Think about it. When you are attempting to secure a pay raise at work, the only one that you approach is your boss or supervisor. Why? Because no one else in the hierarchy of the business has the authority to grant you additional compensation for your work aside from him (or her).
So, in a roundabout manner, whenever your teenage daughter negotiates with you, she is acknowledging your authority in a very profound, albeit indirect, way. It’s almost as if she approached you and said the following things in sequence (all things in parentheses are unspoken sentiments):
- (I know that I need to listen to you because you are my parent)
- (If you refuse my request, I will have no choice but to accept your decision)
- (Now that we got that out of the way); “Can I please stay out until 11:00 p.m. instead of 10:30?”
Now; doesn’t that sound better?
While we are in the parental self-esteem-building mode, please consider the fact that it is also a compliment to the two of you that the lines of communication are open between you and your teen. Trust me; that’s not always the case. In fact, when parents approach me and tell me that their teens are completely ignoring their house rules, I almost always send them for professional counseling as that is a clear sign that there is a complete breakdown in the ‘chain of authority’ at home. Reclaiming that takes wisdom, time, patience – and the willingness to change.
This ‘self-esteem-for-parents thing’ is very important since you will be in the best position to effectively parent your child when you are confident, comfortable, and in control. That means speaking calmly, not lashing out verbally, and developing an aura of tranquility. If I can get back to the analogy of your boss at work for a moment, think of how your respect for your boss would diminish if he yelled at or refused to listen to subordinates when they discuss things with him. You would correctly feel that he is not in control of things. So; having the self-confidence to feel in charge and in control of your household will position you to effectively parent your teenage daughter when she ‘negotiates’ with you.

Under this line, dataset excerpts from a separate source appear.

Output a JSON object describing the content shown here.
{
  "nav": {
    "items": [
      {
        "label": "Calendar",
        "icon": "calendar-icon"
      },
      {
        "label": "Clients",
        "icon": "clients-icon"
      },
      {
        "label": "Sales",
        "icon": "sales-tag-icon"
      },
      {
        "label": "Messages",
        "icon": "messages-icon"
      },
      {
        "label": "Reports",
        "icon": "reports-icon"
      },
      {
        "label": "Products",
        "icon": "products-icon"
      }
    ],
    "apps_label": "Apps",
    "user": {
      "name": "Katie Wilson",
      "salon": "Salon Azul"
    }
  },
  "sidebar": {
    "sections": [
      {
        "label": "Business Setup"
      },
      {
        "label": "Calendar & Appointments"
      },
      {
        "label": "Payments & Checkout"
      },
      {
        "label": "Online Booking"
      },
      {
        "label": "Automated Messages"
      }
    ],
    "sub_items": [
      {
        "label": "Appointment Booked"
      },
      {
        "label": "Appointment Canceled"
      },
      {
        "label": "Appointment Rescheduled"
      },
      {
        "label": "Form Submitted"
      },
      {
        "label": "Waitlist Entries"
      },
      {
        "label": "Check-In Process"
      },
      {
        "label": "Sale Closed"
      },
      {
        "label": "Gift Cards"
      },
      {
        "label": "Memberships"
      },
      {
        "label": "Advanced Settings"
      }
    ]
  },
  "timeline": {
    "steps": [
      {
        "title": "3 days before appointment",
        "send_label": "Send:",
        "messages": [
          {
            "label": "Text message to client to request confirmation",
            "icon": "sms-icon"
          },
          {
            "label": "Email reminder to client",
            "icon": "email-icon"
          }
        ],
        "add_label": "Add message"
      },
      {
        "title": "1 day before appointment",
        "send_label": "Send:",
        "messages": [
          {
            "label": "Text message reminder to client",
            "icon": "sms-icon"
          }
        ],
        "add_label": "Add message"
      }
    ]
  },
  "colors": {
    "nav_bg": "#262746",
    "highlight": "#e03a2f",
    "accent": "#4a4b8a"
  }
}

Now, to your first two questions:
1) Is this normal?
Most certainly. Kids have been doing this forever. The tone may have changed over the years, due to a number of societal changes (explaining the reasons for this is beyond the scope of this column), but kids have always tried to negotiate with their parents.
2) Isn’t it disrespectful for children to challenge their parents like this? Neither of us think we did this to our parents.
Well, that depends on how the negotiating is done. It is not disrespectful for your child to ‘negotiate’ with you – provided that it is done in an atmosphere of neimus and derech eretz. Your task as a parent is to train your child to do so. Next week; I will share some practical tips to help you accomplish that goal.
As for whether or not you did this to your parents; why don’t you give them a call and ask them that question. Their answer may surprise you.